April 14, 2023

Insights

Public Benefit Corporations: The Foundation for Profit + Impact

Building organizations that deliver positive societal impact at scale is extremely challenging. Doing so while also placing equal focus on profitability can seem nearly impossible at first glance. What people often fail to realize though, is that for many companies, scaling impact can and should scale profit alongside it. Unfortunately, most for-profit company leaders choose not to prioritize impact because they think impact is counter to their  obligation to maximize shareholder value.  We disagree.

Hunsicker is joining a new wave of companies embracing the legal structure of a Public Benefit Corporation (PBC) as a foundation for companies to deliver both profit and impact.  In its most simplistic definition, a PBC is a for-profit corporate entity that has also adopted a public benefit purpose, and as a PBC, a company must consider its social & environmental impacts alongside its objective to maximize shareholder value when making key decisions. Essentially, PBC’s must make decisions through a different, wider lens than traditional corporate leaders. Specifically, they must ensure that the choices they make are evenly aligned with delivering on their public benefit purpose AND maximizing value for their shareholders. 

As the Vice President of Finance at Hunsicker, with a rigorous background in P&L Management, you might be surprised to know that I lobbied hard for our team to incorporate under the PBC structure. But in reality, my professional journey led me to see the strong upside to this innovative structure, despite its unorthodox nature.Unlike many of my peers in the startup ecosystem, I took a different route to arrive here. I didn’t begin my journey with a burning desire to be part of the next great startup that would redefine (insert industry of choice), nor did I start life with a passion for entrepreneurship. Instead, I began as so many others do, on rung 1 of a very tall corporate ladder.  I spent the next 10 years aggressively scaling that ladder though and learning many lessons that ultimately lead me to where I am today.

My employer was one of the country’s largest carriers of Medicare Advantage plans, which is a privatized version of Medicare; the industry as a whole provides health insurance benefits to over 30 million Americans. In my role(s) as a strategic finance executive at this company, I was charged with balancing growth and profitability to optimize financial results.

You probably just cringed when you read the word “profitability” written so close to the phrase “health insurance”, and that’s a natural response. What I learned very quickly though, was that profitability didn’t have to come at the expense of the well being of the members that we insured. 

For quick background, a health insurance company’s P&L statement is actually pretty simple when you break it down into the main pieces: 

Premium(Revenue) - Medical & Pharmacy Claims Paid - Overhead Expenses = Profit

People often think that an insurance company generates its profits by finding creative ways to avoid paying claims, and I'm certainly not going to suggest that the insurance companies don’t employ this strategy. But there is another way to maximize that equation. Claims can also be reduced (and profitability increased) by connecting insured members with the resources that they need to achieve their best health. When done effectively, this allows members to access the care and support they need when and where they need it. In short,  Healthier members = Higher Profits. This was a true example whereby expanded profits aligned with community impact. 

As I aggressively pursued this approach to cost reduction and profit expansion, I  noticed a  trend: the most innovative solutions for improving our members’ health were coming from startups. In a period of only a few years I led contract negotiations and built relationships with dozens of these startups, and I quickly saw the impact of their work on our members’ lives, and on our profitability.
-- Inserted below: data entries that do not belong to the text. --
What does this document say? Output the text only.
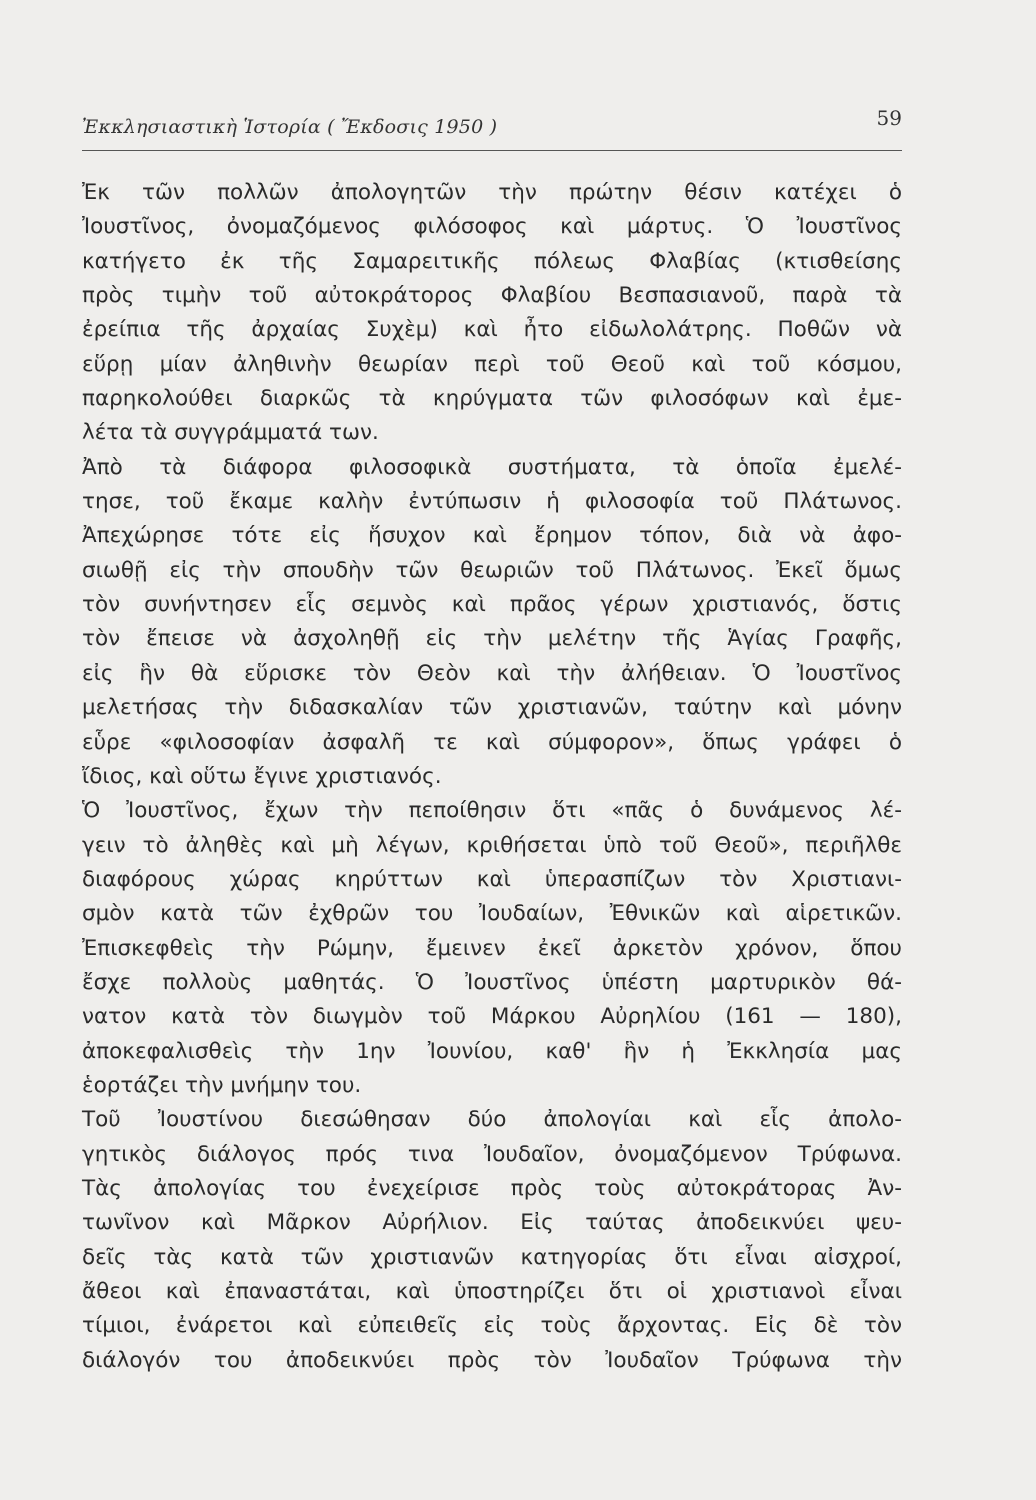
Ἐκκλησιαστικὴ Ἱστορία ( Ἔκδοσις 1950 )	59
Ἐκ τῶν πολλῶν ἀπολογητῶν τὴν πρώτην θέσιν κατέχει ὁ
Ἰουστῖνος, ὀνομαζόμενος φιλόσοφος καὶ μάρτυς. Ὁ Ἰουστῖνος
κατήγετο ἐκ τῆς Σαμαρειτικῆς πόλεως Φλαβίας (κτισθείσης
πρὸς τιμὴν τοῦ αὐτοκράτορος Φλαβίου Βεσπασιανοῦ, παρὰ τὰ
ἐρείπια τῆς ἀρχαίας Συχὲμ) καὶ ἦτο εἰδωλολάτρης. Ποθῶν νὰ
εὕρῃ μίαν ἀληθινὴν θεωρίαν περὶ τοῦ Θεοῦ καὶ τοῦ κόσμου,
παρηκολούθει διαρκῶς τὰ κηρύγματα τῶν φιλοσόφων καὶ ἐμε-
λέτα τὰ συγγράμματά των.
Ἀπὸ τὰ διάφορα φιλοσοφικὰ συστήματα, τὰ ὁποῖα ἐμελέ-
τησε, τοῦ ἔκαμε καλὴν ἐντύπωσιν ἡ φιλοσοφία τοῦ Πλάτωνος.
Ἀπεχώρησε τότε εἰς ἥσυχον καὶ ἔρημον τόπον, διὰ νὰ ἀφο-
σιωθῇ εἰς τὴν σπουδὴν τῶν θεωριῶν τοῦ Πλάτωνος. Ἐκεῖ ὅμως
τὸν συνήντησεν εἷς σεμνὸς καὶ πρᾶος γέρων χριστιανός, ὅστις
τὸν ἔπεισε νὰ ἀσχοληθῇ εἰς τὴν μελέτην τῆς Ἁγίας Γραφῆς,
εἰς ἣν θὰ εὕρισκε τὸν Θεὸν καὶ τὴν ἀλήθειαν. Ὁ Ἰουστῖνος
μελετήσας τὴν διδασκαλίαν τῶν χριστιανῶν, ταύτην καὶ μόνην
εὗρε «φιλοσοφίαν ἀσφαλῆ τε καὶ σύμφορον», ὅπως γράφει ὁ
ἴδιος, καὶ οὕτω ἔγινε χριστιανός.
Ὁ Ἰουστῖνος, ἔχων τὴν πεποίθησιν ὅτι «πᾶς ὁ δυνάμενος λέ-
γειν τὸ ἀληθὲς καὶ μὴ λέγων, κριθήσεται ὑπὸ τοῦ Θεοῦ», περιῆλθε
διαφόρους χώρας κηρύττων καὶ ὑπερασπίζων τὸν Χριστιανι-
σμὸν κατὰ τῶν ἐχθρῶν του Ἰουδαίων, Ἐθνικῶν καὶ αἱρετικῶν.
Ἐπισκεφθεὶς τὴν Ρώμην, ἔμεινεν ἐκεῖ ἀρκετὸν χρόνον, ὅπου
ἔσχε πολλοὺς μαθητάς. Ὁ Ἰουστῖνος ὑπέστη μαρτυρικὸν θά-
νατον κατὰ τὸν διωγμὸν τοῦ Μάρκου Αὐρηλίου (161 — 180),
ἀποκεφαλισθεὶς τὴν 1ην Ἰουνίου, καθ' ἣν ἡ Ἐκκλησία μας
ἑορτάζει τὴν μνήμην του.
Τοῦ Ἰουστίνου διεσώθησαν δύο ἀπολογίαι καὶ εἷς ἀπολο-
γητικὸς διάλογος πρός τινα Ἰουδαῖον, ὀνομαζόμενον Τρύφωνα.
Τὰς ἀπολογίας του ἐνεχείρισε πρὸς τοὺς αὐτοκράτορας Ἀν-
τωνῖνον καὶ Μᾶρκον Αὐρήλιον. Εἰς ταύτας ἀποδεικνύει ψευ-
δεῖς τὰς κατὰ τῶν χριστιανῶν κατηγορίας ὅτι εἶναι αἰσχροί,
ἄθεοι καὶ ἐπαναστάται, καὶ ὑποστηρίζει ὅτι οἱ χριστιανοὶ εἶναι
τίμιοι, ἐνάρετοι καὶ εὐπειθεῖς εἰς τοὺς ἄρχοντας. Εἰς δὲ τὸν
διάλογόν του ἀποδεικνύει πρὸς τὸν Ἰουδαῖον Τρύφωνα τὴν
These interactions were my first foray into the startup ecosystem and they became somewhat of a double lightbulb moment for me: Lightbulb #1: Impact drives Profit, Lightbulb #2: The best vehicles to effect real change often come through startups.

Not long after these realizations, I left my position on an exploratory path that ultimately led me to Hunsicker where I’m thrilled to be part of the team’s approach to building companies that  deliver profit AND impact.

Given Hunsicker’s mission, it was a no-brainer that our company would be structured as a Public Benefit Corporation, and it was critical that we began our journey as a PBC to ensure that the principles of Impact and Profit were woven into the fabric of our operations from day 1. 

Many other companies have taken a similar approach in recent years. Perhaps most notably, Mark Cuban’s CostPlus Drugs Company which launched as a PBC in January of 2022. Cuban and his Co-Founder Alexander Oshmyansky chose to take on a $500B+ industry and leverage a legal structure which signaled to the market that they would not hold profitability as their only north star. Instead they’ve shown that they can simultaneously prioritize consumer impact. Most seasoned venture investors would scoff at this approach, but in this case, the proof is in the pudding. Despite having only launched in January 2022, CostPlus Drugs is on track to record a net profit in 2023, just one year after launch. This is light years faster than a typical venture backed company.

Cuban and Oshmyansky are a high profile example, but they’re joined by many other startups who’ve either launched their companies initially as PBC’s or have converted them in recent years. At Hunsicker, we’re thrilled to see this trend developing, and are extremely proud to be in such good company with our fellow Public Benefit Corporations who are scaling impact and profit.